Hi mothur forum,
mothur is really helpful but how to know when the pc can’t handle cluster.split?
I’m running it with column, count, taxonomy and splitmethod classify. The distance matrix is ca 70 GB. The largest temp file is ca half that size now. I wonder if my pc (standard 8 GB RAM) can handle this or I have to use a fasta file with cluster.split instead, or perhaps cluster using phylotypes.
Hi mothur forum,
It would likely run much faster if you gave it a faster file rather than a distance matrix. That being said, 8 GB isn’t much and windows always seems to run slower than running it on a Mac or Linux computer. Can you run it on a high performance computer cluster at your institution or on Amazon?

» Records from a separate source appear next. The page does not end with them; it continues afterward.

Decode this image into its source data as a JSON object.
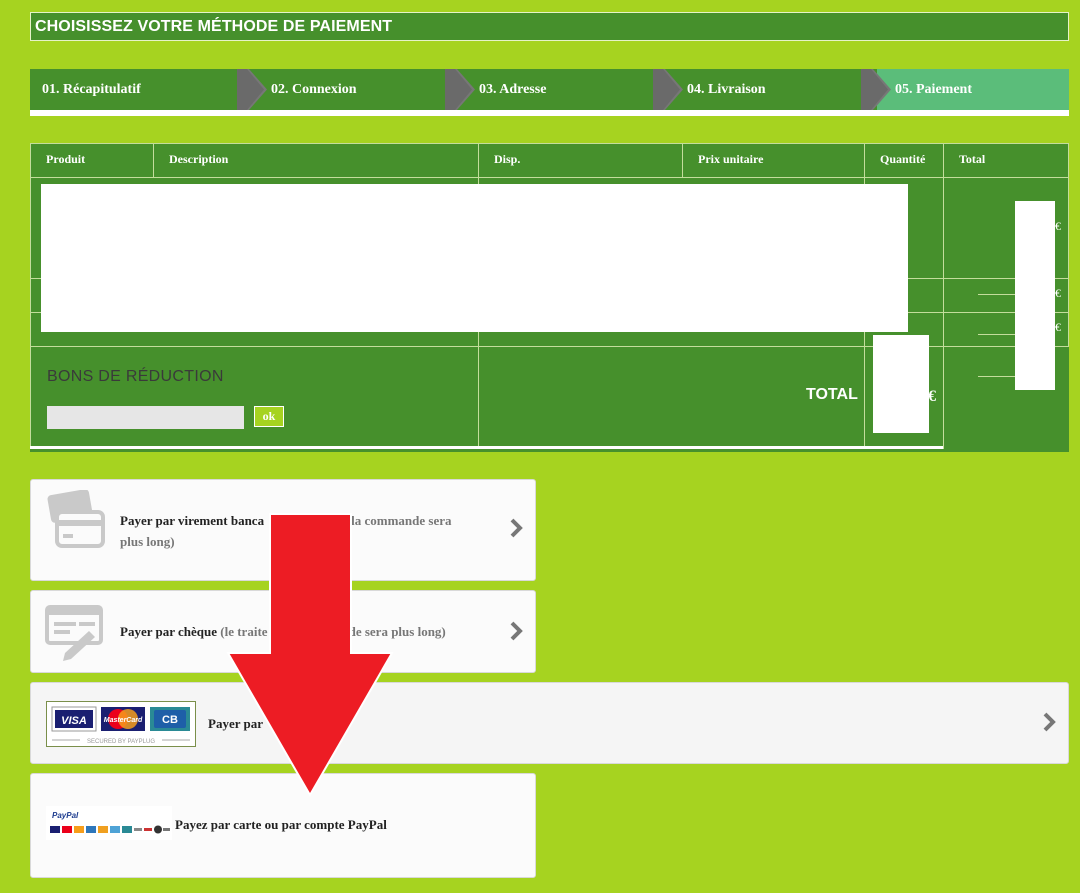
{
  "header": {
    "title": "CHOISISSEZ VOTRE MÉTHODE DE PAIEMENT"
  },
  "steps": [
    {
      "label": "01. Récapitulatif"
    },
    {
      "label": "02. Connexion"
    },
    {
      "label": "03. Adresse"
    },
    {
      "label": "04. Livraison"
    },
    {
      "label": "05. Paiement"
    }
  ],
  "cart": {
    "columns": [
      "Produit",
      "Description",
      "Disp.",
      "Prix unitaire",
      "Quantité",
      "Total"
    ],
    "currency_symbol": "€",
    "voucher": {
      "title": "BONS DE RÉDUCTION",
      "input_value": "",
      "ok_label": "ok"
    },
    "total_label": "TOTAL"
  },
  "payments": [
    {
      "title": "Payer par virement banca",
      "note": "nt de la commande sera",
      "note2": "plus long)",
      "icon": "credit-card-icon"
    },
    {
      "title": "Payer par chèque",
      "note": "(le traite",
      "note2": "amande sera plus long)",
      "icon": "cheque-icon"
    },
    {
      "title": "Payer par",
      "icon": "card-brands-logo",
      "logo_text": {
        "visa": "VISA",
        "mastercard": "MasterCard",
        "cb": "CB",
        "secured": "SECURED BY PAYPLUG"
      }
    },
    {
      "title": "Payez par carte ou par compte PayPal",
      "icon": "paypal-logo",
      "logo_text": {
        "paypal": "PayPal"
      }
    }
  ],
  "colors": {
    "background": "#a6d320",
    "primary_green": "#46902c",
    "active_step": "#5bbd7a",
    "arrow_red": "#ed1c24"
  }
}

Thanks, yes I could try a high performance computer cluster. But before doing that, is there a rule of thumb to indicate RAM needed? For example, how much RAM does the PC have to be equipped with to process a 10, 50 or 100 GB distance matrix?
Sorry, but it’s hard to say. I first would try running it with a fasta file and see what happens. I just noticed you said you had a 70GB distance matrix, which is quite large and I worry that it might not be possible to run through cluster. See this blog post for a partial explanation and some thoughts https://mothur.org/blog/2014/Why-such-a-large-distance-matrix/
I’m taking advantage of this topic to shoot my question concerning the RAM requirements of cluster.split function.
If the largest temp.dist matrix is 70GB, it means that the cluster will use 70GB RAM to load it, cluster it, and then move on to the next temp.dist file. Am I correct? If understand well your answer Pat, there is no way to know what would be the “extra” RAM needed to process the clustering once the matrix fully loaded?
I’m asking because I performed the cluster.split on my data and the largest distance matrix I get is 230GB. Since my cluster has 22 cores, 245 GB RAM + 64 swap, I presumed that it should have worked, yet the process kept filling my RAM until finally got killed.
Thank you for your help,
sorry, I do not know whether RAM required equal file size. Looking briefly over my notes I see and now remember my cluster.split ran slowly over four days to make the temp files. Then a few days into the clustering cluster.split stopped. I solved it by using a university server with much more RAM. Can you do the same? Also, I wonder why your matrix is so big. Can you reduce its size somehow? (for example by removing some sequences, make sure only unique sequences are included).
I’m pretty confident that you won’t be able to do anything with a 230 GB distance matrix. I’d encourage you to read the blog post I linked to above. You’ll probably be limited to using the phylotype-based approach.